Constructs the dependent SLURM job chain (split, track, extract, ingest) for the full per-plate workflow.
- class tadpose.slurm_jobs.SlurmJobManager(file_manager, meta_data_table, gpu_partition='aoraki_gpu_H100,aoraki_gpu_A100_80GB,aoraki_gpu_A100_40GB,aoraki_gpu_L40,aoraki_gpu_L4_24GB,aoraki_gpu_RTX3090')[source]
Bases:
object- create_slurm_script(script_parameters, mode='python')[source]
Generates a SLURM script file for a given analysis task using parameters from a dictionary.
- Parameters:
script_parameters (dict) – Parameters for the SLURM script including: - partition (str): The partition where the job should run. - filename (str): The filename for the SLURM script. - python_script (str): Path to the Python script to execute. - jobname (str): Name of the job. - memory (str): Memory allocation for the job. - script_variables (str): String with variables to pass to the Python script. - gpus_per_task (int): Number of GPUs per task. - nodes (int): Number of nodes to use. - ntasks_per_node (int): Number of tasks per node. - runtime_sec(num): How long the script can run at max in seconds
- create_sql_entry_slurm_script(individual_video_name, individual_video_duration, video_number, memory_GB_int=32, nodes=1, cpus_per_task=1, ntasks=1)[source]
- create_tracking_slurm_script(gpu_jobs, individual_video_name, video_duration, gpus_per_task=1, memory_GB_int=24, nodes=1, cpus_per_task=8, ntasks=1)[source]
- create_trajectory_extraction_slurm_script(individual_video_name, tracking_output_fileposition, well_num, video_duration, gpus_per_task=1, memory_GB_int=64, nodes=1, cpus_per_task=1, ntasks=1)[source]
- create_video_splitting_slurm_script(individual_raw_video_path, individual_video_name, individual_video_duration, memory_GB_int=32, nodes=1, cpus_per_task=16, ntasks=1)[source]
- format_duration_for_sbatch(duration_sec)[source]
Formats the duration in seconds to the SBATCH time format (D-HH:MM:SS).
- manage_workflow(num_wells=24, wait_on_before_sql_jobs=None, wait_on_job_before_start=None, gpu_chunk_size=1)[source]
Build and submit the split -> track -> extract -> ingest DAG.
Login-node pre-flight: the split and per-well track stages are the expensive ones (whole-plate CPU cut; one GPU allocation per well), and their completion artifacts are a cheap directory glob.

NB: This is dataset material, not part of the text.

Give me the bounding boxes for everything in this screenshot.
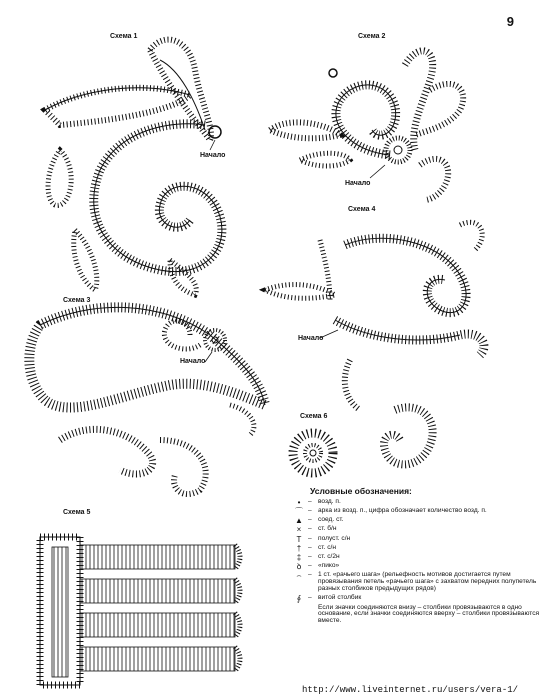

So they are checked HERE, on the submit host, and finished units are never sent to SLURM – a resume of a mostly-done video costs zero split/track allocations instead of one no-op allocation per unit. The cheap CPU extract/ingest jobs still carry their own in-job resume gates (their completion lives inside a 78 MB fixed-format h5 / the DB, not cheaply interrogable from the login node), so they self-skip on the compute node.

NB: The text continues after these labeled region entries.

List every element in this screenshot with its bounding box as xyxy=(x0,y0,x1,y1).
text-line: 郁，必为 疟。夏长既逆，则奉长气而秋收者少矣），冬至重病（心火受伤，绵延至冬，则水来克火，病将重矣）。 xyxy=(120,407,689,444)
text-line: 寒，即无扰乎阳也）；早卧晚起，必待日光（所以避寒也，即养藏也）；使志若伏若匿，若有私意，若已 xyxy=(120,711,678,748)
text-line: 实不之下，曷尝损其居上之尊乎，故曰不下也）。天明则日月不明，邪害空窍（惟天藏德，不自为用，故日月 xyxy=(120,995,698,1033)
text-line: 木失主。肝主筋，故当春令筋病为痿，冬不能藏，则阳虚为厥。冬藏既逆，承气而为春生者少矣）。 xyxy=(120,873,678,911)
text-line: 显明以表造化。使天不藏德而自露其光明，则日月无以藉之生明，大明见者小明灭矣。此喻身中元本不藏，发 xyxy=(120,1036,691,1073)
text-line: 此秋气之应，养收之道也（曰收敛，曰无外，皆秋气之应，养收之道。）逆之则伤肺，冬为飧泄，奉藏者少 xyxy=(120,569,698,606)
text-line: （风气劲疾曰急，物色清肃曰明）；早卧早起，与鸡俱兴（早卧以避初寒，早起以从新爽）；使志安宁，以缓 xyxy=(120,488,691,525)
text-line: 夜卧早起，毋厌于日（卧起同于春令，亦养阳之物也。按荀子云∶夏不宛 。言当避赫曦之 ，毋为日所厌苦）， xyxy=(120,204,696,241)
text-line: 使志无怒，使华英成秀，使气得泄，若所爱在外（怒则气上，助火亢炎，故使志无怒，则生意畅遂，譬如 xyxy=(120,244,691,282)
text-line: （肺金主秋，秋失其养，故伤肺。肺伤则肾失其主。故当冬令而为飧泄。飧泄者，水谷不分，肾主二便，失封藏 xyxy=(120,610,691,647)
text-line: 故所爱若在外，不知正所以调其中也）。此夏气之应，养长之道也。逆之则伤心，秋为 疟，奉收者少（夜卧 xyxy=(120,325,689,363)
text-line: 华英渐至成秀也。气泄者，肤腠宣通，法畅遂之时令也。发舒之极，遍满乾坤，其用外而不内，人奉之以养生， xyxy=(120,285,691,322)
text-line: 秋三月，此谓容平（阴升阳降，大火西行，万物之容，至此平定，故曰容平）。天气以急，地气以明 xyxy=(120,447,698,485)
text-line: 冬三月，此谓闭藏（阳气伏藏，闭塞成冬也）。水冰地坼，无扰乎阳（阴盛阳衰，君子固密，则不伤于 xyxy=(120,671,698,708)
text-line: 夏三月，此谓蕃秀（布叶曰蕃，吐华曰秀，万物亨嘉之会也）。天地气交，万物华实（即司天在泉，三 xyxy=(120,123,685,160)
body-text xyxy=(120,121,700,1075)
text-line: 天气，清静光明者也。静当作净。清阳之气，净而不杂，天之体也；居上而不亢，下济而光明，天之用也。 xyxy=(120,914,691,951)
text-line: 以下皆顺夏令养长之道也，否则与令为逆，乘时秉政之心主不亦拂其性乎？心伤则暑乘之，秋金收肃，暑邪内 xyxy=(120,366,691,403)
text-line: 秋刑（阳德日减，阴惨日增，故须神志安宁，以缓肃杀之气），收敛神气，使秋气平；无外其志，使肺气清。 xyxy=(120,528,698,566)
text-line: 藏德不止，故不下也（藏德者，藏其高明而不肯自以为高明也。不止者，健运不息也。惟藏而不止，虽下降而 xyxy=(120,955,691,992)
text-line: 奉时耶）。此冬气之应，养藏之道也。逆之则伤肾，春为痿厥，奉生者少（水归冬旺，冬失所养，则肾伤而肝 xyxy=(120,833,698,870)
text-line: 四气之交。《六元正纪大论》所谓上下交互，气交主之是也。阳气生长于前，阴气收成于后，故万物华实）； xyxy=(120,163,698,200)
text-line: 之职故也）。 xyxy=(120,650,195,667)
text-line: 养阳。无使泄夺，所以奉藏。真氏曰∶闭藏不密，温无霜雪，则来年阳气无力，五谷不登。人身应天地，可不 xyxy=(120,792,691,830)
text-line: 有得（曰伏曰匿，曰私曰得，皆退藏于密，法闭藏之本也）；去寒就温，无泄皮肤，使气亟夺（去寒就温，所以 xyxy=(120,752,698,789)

- manage_workflow_without_splitting(num_wells=24, wait_on_job_before_start=None, gpu_chunk_size=1)[source]
Manages the full workflow of splitting, tracking, analyzing, and compiling results.
- manage_workflow_without_splitting_or_tracking(num_wells=24, wait_on_job_before_start=None, gpu_chunk_size=1)[source]

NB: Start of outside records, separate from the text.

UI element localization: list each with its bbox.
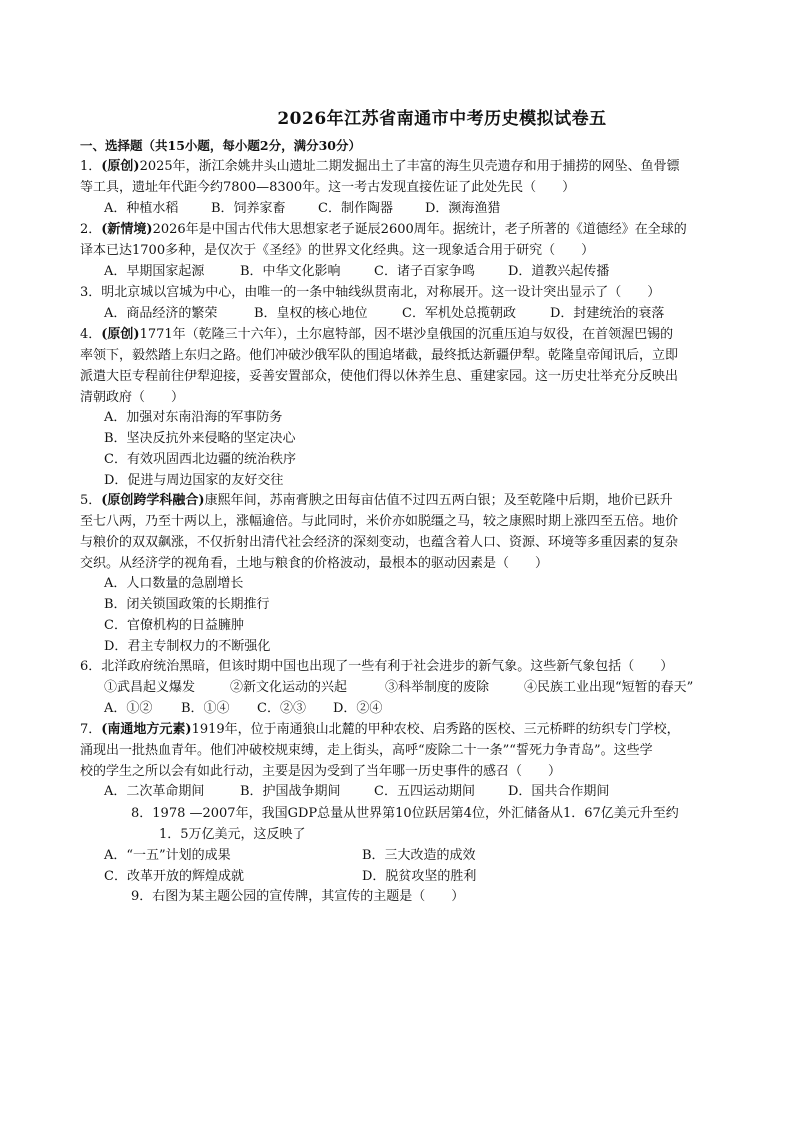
question-5-line-4: 交织。从经济学的视角看，土地与粮食的价格波动，最根本的驱动因素是（ ） xyxy=(80,556,549,571)
question-7-option-a: A．二次革命期间 xyxy=(104,784,205,799)
question-7-option-d: D．国共合作期间 xyxy=(508,784,610,799)
question-3-option-b: B．皇权的核心地位 xyxy=(254,306,368,321)
question-5-option-a: A．人口数量的急剧增长 xyxy=(104,576,244,591)
question-3-option-c: C．军机处总揽朝政 xyxy=(402,306,516,321)
question-2-option-b: B．中华文化影响 xyxy=(240,264,341,279)
question-5-option-d: D．君主专制权力的不断强化 xyxy=(104,639,271,654)
question-2-tag: (新情境) xyxy=(101,222,153,237)
question-9-line-1: 9．右图为某主题公园的宣传牌，其宣传的主题是（ ） xyxy=(131,889,465,904)
question-6-option-d: D．②④ xyxy=(333,701,383,716)
question-5-tag: (原创跨学科融合) xyxy=(101,493,205,508)
question-5-line-3: 与粮价的双双飙涨，不仅折射出清代社会经济的深刻变动，也蕴含着人口、资源、环境等多重因素的复杂 xyxy=(80,535,679,550)
question-8-option-a: A．“一五”计划的成果 xyxy=(104,848,231,863)
question-1-option-c: C．制作陶器 xyxy=(318,201,393,216)
question-2-option-a: A．早期国家起源 xyxy=(104,264,205,279)
question-4-line-2: 率领下，毅然踏上东归之路。他们冲破沙俄军队的围追堵截，最终抵达新疆伊犁。乾隆皇帝闻讯后，立即 xyxy=(80,348,679,363)
question-8-option-b: B．三大改造的成效 xyxy=(362,848,476,863)
question-1-option-d: D．濒海渔猎 xyxy=(425,201,501,216)
question-6-option-c: C．②③ xyxy=(257,701,306,716)
question-6-option-b: B．①④ xyxy=(181,701,230,716)
question-5-line-1: 5．(原创跨学科融合)康熙年间，苏南膏腴之田每亩估值不过四五两白银；及至乾隆中后期，地价已跃升 xyxy=(80,493,673,508)
question-8-line-2: 1．5万亿美元，这反映了 xyxy=(159,827,306,842)
question-2-line-1: 2．(新情境)2026年是中国古代伟大思想家老子诞辰2600周年。据统计，老子所著的《道德经》在全球的 xyxy=(80,222,687,237)
question-1-tag: (原创) xyxy=(101,159,140,174)
page-title: 2026年江苏省南通市中考历史模拟试卷五 xyxy=(277,109,607,129)
question-2-line-2: 译本已达1700多种，是仅次于《圣经》的世界文化经典。这一现象适合用于研究（ ） xyxy=(80,243,595,258)
question-6-item-4: ④民族工业出现“短暂的春天” xyxy=(524,680,694,695)
question-4-option-a: A．加强对东南沿海的军事防务 xyxy=(104,410,283,425)
question-6-item-1: ①武昌起义爆发 xyxy=(104,680,196,695)
question-4-option-d: D．促进与周边国家的友好交往 xyxy=(104,473,284,488)
question-1-option-a: A．种植水稻 xyxy=(104,201,179,216)
question-4-line-1: 4．(原创)1771年（乾隆三十六年），土尔扈特部，因不堪沙皇俄国的沉重压迫与奴役，在首领渥巴锡的 xyxy=(80,327,674,342)
question-1-line-2: 等工具，遗址年代距今约7800—8300年。这一考古发现直接佐证了此处先民（ ） xyxy=(80,180,576,195)
question-8-line-1: 8．1978 —2007年，我国GDP总量从世界第10位跃居第4位，外汇储备从1．67亿美元升至约 xyxy=(131,806,679,821)
question-7-line-2: 涌现出一批热血青年。他们冲破校规束缚，走上街头，高呼“废除二十一条”“誓死力争青岛”。这些学 xyxy=(80,743,653,758)
question-4-line-3: 派遣大臣专程前往伊犁迎接，妥善安置部众，使他们得以休养生息、重建家园。这一历史壮举充分反映出 xyxy=(80,369,679,384)
question-3-option-a: A．商品经济的繁荣 xyxy=(104,306,218,321)
question-2-option-c: C．诸子百家争鸣 xyxy=(374,264,475,279)
question-3-option-d: D．封建统治的衰落 xyxy=(550,306,665,321)
question-1-option-b: B．饲养家畜 xyxy=(211,201,286,216)
question-4-option-b: B．坚决反抗外来侵略的坚定决心 xyxy=(104,431,296,446)
question-6-line-1: 6．北洋政府统治黑暗，但该时期中国也出现了一些有利于社会进步的新气象。这些新气象包括（ ） xyxy=(80,659,674,674)
question-5-option-b: B．闭关锁国政策的长期推行 xyxy=(104,597,270,612)
question-5-option-c: C．官僚机构的日益臃肿 xyxy=(104,618,244,633)
question-7-line-3: 校的学生之所以会有如此行动，主要是因为受到了当年哪一历史事件的感召（ ） xyxy=(80,764,562,779)
question-4-tag: (原创) xyxy=(101,327,140,342)
question-4-line-4: 清朝政府（ ） xyxy=(80,390,185,405)
question-7-option-c: C．五四运动期间 xyxy=(374,784,475,799)
section-heading: 一、选择题（共15小题，每小题2分，满分30分） xyxy=(80,138,361,153)
question-1-line-1: 1．(原创)2025年，浙江余姚井头山遗址二期发掘出土了丰富的海生贝壳遗存和用于捕捞的网坠、鱼骨镖 xyxy=(80,159,680,174)
question-6-option-a: A．①② xyxy=(104,701,153,716)
question-2-option-d: D．道教兴起传播 xyxy=(508,264,610,279)
question-5-line-2: 至七八两，乃至十两以上，涨幅逾倍。与此同时，米价亦如脱缰之马，较之康熙时期上涨四至五倍。地价 xyxy=(80,514,679,529)
question-8-option-d: D．脱贫攻坚的胜利 xyxy=(362,869,477,884)
question-3-line-1: 3．明北京城以宫城为中心，由唯一的一条中轴线纵贯南北，对称展开。这一设计突出显示了（ ） xyxy=(80,285,661,300)
question-7-tag: (南通地方元素) xyxy=(101,722,192,737)
question-4-option-c: C．有效巩固西北边疆的统治秩序 xyxy=(104,452,296,467)
question-7-line-1: 7．(南通地方元素)1919年，位于南通狼山北麓的甲种农校、启秀路的医校、三元桥畔的纺织专门学校， xyxy=(80,722,680,737)
question-8-option-c: C．改革开放的辉煌成就 xyxy=(104,869,244,884)
question-6-item-3: ③科举制度的废除 xyxy=(385,680,490,695)
question-7-option-b: B．护国战争期间 xyxy=(240,784,341,799)
question-6-item-2: ②新文化运动的兴起 xyxy=(230,680,348,695)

Manages the full workflow of splitting, tracking, analyzing, and compiling results.
- readd_rtx6000_to_pending()[source]
Re-add the gated RTX6000 partition to this user’s pending jobs.
A fresh submit silently strips RTX6000 (its AllowQos excludes our default normal,ondemand QOS). Queued GPU jobs are auto-elevated to gpu_unlimited, which IS allowed there, so
scontrol updateis now accepted – widening the node pool the 16-job cap can reach.- Return type:
None
- submit_job(script_path, dependency_id=None, dependency_type='afterok')[source]
Submit a job to SLURM with an optional dependency.
- dependency_type:
- ‘afterok’ – start only if the dependency SUCCEEDED (data deps:
extract needs the track’s h5, etc.).
- ‘afterany’ – start once the dependency FINISHES, success or fail
(serialisation only, e.g. the per-video ingest chain: one broken ingest must not block the rest).
Pull representative frames per tadpole.
Extracts and assembles example video frames for given tadpole and trial ids from the database.
- class tadpose.frame_getter.TadpoleFrameExtractor(data_csv_file, ids_from_np_data, db_path, base_video_dir)[source]
Bases:
object- overlay_body_parts(frame, body_parts)[source]
Overlays body parts on the given frame.
- Parameters:
frame (numpy.ndarray) – The video frame to plot on.
body_parts (list of tuples) – List of (x, y, body_part_id) representing body part coordinates and their IDs.